Intelligent caching layer for LLM calls with semantic understanding, async deduplication, and cost control
Project description
LLMCacheX
Intelligent caching layer for LLM calls with semantic understanding, async deduplication, and cost control
Why LLMCacheX?
LLM calls are expensive. A single GPT-4 call costs $0.03+. In production, you:
- Pay for identical requests multiple times
- Have no way to replay production issues locally
- Can't see exactly what you're being charged for
- Lose money on prompt variations ("Explain X" vs "What is X?")

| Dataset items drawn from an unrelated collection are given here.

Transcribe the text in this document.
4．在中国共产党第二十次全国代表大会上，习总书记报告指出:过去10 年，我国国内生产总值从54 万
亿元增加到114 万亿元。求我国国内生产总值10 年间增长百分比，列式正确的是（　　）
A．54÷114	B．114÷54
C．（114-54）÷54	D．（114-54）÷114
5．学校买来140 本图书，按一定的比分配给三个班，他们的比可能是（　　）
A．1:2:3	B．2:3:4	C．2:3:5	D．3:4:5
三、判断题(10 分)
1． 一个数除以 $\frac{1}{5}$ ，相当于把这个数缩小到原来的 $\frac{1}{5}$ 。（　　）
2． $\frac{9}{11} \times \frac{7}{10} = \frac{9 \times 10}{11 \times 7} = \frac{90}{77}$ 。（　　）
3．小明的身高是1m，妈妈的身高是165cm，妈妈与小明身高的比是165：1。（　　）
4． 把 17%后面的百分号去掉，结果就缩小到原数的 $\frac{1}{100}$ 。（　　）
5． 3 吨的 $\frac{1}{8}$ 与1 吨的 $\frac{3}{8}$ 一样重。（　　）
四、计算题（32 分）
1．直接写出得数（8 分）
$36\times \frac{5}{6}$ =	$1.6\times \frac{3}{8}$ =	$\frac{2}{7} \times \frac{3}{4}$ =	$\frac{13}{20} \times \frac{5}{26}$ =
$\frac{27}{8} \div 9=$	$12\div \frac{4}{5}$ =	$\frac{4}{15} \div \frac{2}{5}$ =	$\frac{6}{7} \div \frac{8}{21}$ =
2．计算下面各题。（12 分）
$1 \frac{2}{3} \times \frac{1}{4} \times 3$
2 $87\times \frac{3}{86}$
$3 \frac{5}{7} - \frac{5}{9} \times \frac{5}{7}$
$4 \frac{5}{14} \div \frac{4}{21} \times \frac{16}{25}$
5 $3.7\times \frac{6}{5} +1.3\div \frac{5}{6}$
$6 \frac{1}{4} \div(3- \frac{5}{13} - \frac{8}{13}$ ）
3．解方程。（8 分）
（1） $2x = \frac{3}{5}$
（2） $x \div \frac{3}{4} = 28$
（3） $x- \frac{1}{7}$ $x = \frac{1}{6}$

LLMCacheX solves all of this.
Without LLMCacheX: 10 identical requests → $0.30
With LLMCacheX: 10 identical requests → $0.03 (1 cache hit)
Semantic bonus: 10 similar requests → $0.03 (semantic match)
What It Does
🎯 Exact Match Caching
Deterministic hashing prevents duplicate LLM calls. Identical prompts always hit cache.
🧠 Semantic Caching
"Explain Python" = "What is Python?" = "Tell me about Python" → Same cached response
- 10-30x increase in cache hit rates
- Handles typos, phrasing variations, multilingual
- Configurable similarity threshold (0.85-0.97)
⚡ Async Deduplication
10 concurrent identical requests:
- First hits LLM
- Others wait for result
- All get same response
- You pay once, not 10x
🔄 Replay & Time Travel
Replay production requests locally with zero API usage:
# Record (production)
export LLMCACHEX_MODE=live
# Replay (local development)
export LLMCACHEX_MODE=replay
llmcachex run "same prompt" # Returns cached response
🏢 Multi-Tenant Org Scoping
Complete cache isolation per organization:
curl -H "X-Org-ID: acme" http://localhost:8000/api/v1/cache
curl -H "X-Org-ID: techcorp" http://localhost:8000/api/v1/cache
# Different caches, zero cross-contamination
📊 Cost Control
See exactly what you're paying for:
{
"content": "Python is...",
"cost": 0.0024,
"cache_type": "semantic",
"similarity": 0.94
}
Quick Start
Installation
# Basic (memory storage)
pip install llmcachex
# With gateway
pip install llmcachex[gateway]
# Full (with Redis, dev tools)
pip install llmcachex[all]
Environment Setup
export OPENAI_API_KEY="sk-..."
export LLMCACHEX_SEMANTIC=true
export LLMCACHEX_SEMANTIC_THRESHOLD=0.92
CLI Usage
# Simple request
llmcachex run "Explain quantum computing"
# With semantic tolerance
llmcachex run "What is quantum computing?" --threshold 0.90
# With org isolation
llmcachex run "Explain Python" --org acme_corp
# Disable semantic (exact only)
llmcachex run "Explain Python" --no-semantic
HTTP Gateway (SaaS Mode)
# Start server
llmcachex serve --port 8000
# Make request
curl -X POST http://localhost:8000/api/v1/cache \
-H "Content-Type: application/json" \
-H "X-Org-ID: acme" \
-d '{
"prompt": "Explain machine learning",
"model": "gpt-4o-mini",
"temperature": 0.3
}'
Response:
{
"content": "Machine learning is...",
"cached": true,
"cache_type": "semantic",
"cost": 0.0,
"similarity": 0.94,
"org_id": "acme"
}
Architecture
Request → Hash → Exact Match? ✓ Return
↓ No
Generate Embedding
↓
Semantic Match? ✓ Return
↓ No
Call LLM (with dedup lock)
↓
Store with Embedding
↓
Return + Cost
Storage Backends
| Backend | Use Case | Latency | Cost |
|---|---|---|---|
| Memory | Development, testing | <1ms | Free |
| Redis | Production, shared cache | 5-10ms | $$ |
| Vector DB | Large scale (100K+) | 50-100ms | $$$ |
Providers
- OpenAI (default): GPT-4, GPT-3.5, embeddings API
- Custom: Implement provider interface
Configuration
Environment Variables
# Core
OPENAI_API_KEY=sk-... # OpenAI API key (required)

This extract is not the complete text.